C'est incontestablement le résultat d'une euphorie injustifiée mais encore faut-il savoir de quelle euphorie exactement. Pas seulement celle des actionnaires qui ne sont là rien d'autre que le reflet d'une société abandonnée au marché au nom de promesses irrationnelles, d'une société ayant abandonné toutes ses valeurs au Veau d'Or jusqu'à disparaître comme société. Il ne suffira pas d'une "correction boursière" pour que ça reparte comme en 40. Il n'est pas sérieux d'ajuster à peine ses prévisions linéaires pour l'avenir quand on sait que de nouveaux équilibres imposeront des mutations profondes de notre mode de production qui est déjà entré dans l'ère de l'information. Il n'est pas sérieux de se contenter de petites mesures pour la réduction du CO2, alors que la température n'arrête pas de monter et menace la plupart des îles, provoquant déjà des catastrophes météorologiques. Il n'est pas sérieux de se contenter d'une croissance faible alors qu'une décroissance s'imposera fatalement pour les pays développés. Il faut redescendre de l'euphorie productiviste et individualiste qui devient obscène devant l'augmentation des pollutions, de la misère et du chômage qui en résultent.
Il faut laisser les gouvernements s'occuper de l'organisation de la finance mondiale puisque cela semble la priorité du moment. Il n'en sortira que du bon car, à poser une autorité politique de régulation, on devient responsable collectivement de l'ensemble de la planète. On renonce enfin à considérer l'économie, le produit de nos actions, comme une phénomène naturel indépendant de nous (la main invisible du marché). La politique retrouve son rôle d'affirmation de notre dignité humaine et de notre solidarité collective, la responsabilité de notre monde. Le débat public devient plus important que les biens matériels. Il devient inacceptable de tolérer un accroissement de la misère dans une société d'abondance et d'accroissement de la richesse au-delà du raisonnable. Le travail deviendra enfin une fonction et un statut social et non plus une contrainte. La vie en société, la conscience de soi de la société, redevient l'essentiel de l'histoire.

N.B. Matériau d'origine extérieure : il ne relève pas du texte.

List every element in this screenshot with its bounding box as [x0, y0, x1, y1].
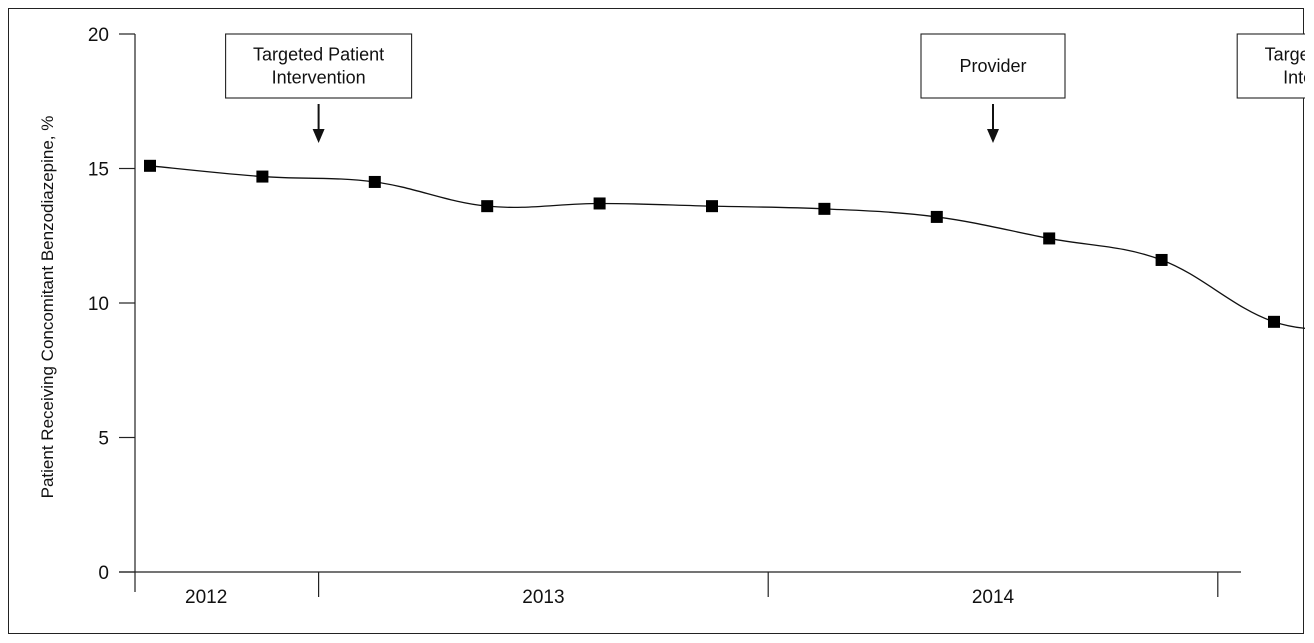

Cette société n'est pas encore finie, elle aura des sursis, mais elle a perdu toute base théorique et morale. Elle n'est pas durable et devra se transformer radicalement à court terme. Les solutions n'ont jamais été autant à portée de main. C'est tellement possible désormais, et tellement nécessaire de plus en plus, tellement vrai enfin que c'est déjà presque réel. Il y a des étapes à respecter, il s'agit juste de ne pas perdre trop de temps et profiter de l'occasion plutôt que de s'accrocher à une civilisation morte et épuisée pour qui nous avons perdu tout respect.
D'autres, pris encore par l'euphorie de leur carrière, ne voient
pas la misère, ni les déchets de leurs rêves marchandés.
Toutes ces dénégations n'empêchent en rien, bien sûr,
de se cogner inévitablement à la dure limite qui nous ramène
à terre. Nous n'avons rien à y perdre qu'un spectacle de
ruines. Une économie florissante, assurant le matériel, a
toujours été l'occasion d'un développement des "loisirs"
intellectuels. Cette vie intellectuelle appelée à un développement
considérable dans la civilisation de l'information, mais qui est
aujourd'hui moribonde, ne peut se concevoir sans une société
unie, solidaire et responsable, sans la reconnaissance de la dignité
égale de tout être parlant ouvert au dialogue. La possibilité
de notre avenir exige une nouvelle fondation de la société
dont personne ne soit exclu ou laissé dans la misère. La
plupart des civilisations y ont réussi avant nous sans avoir nos
immenses moyens. Il y va de notre vérité contre le poids
de la passivité et de l'habitude, le courage d'affronter l'avenir
de la Terre par-delà notre mort même. Soleil déchu
dispersé en milliers d'étoiles à venir.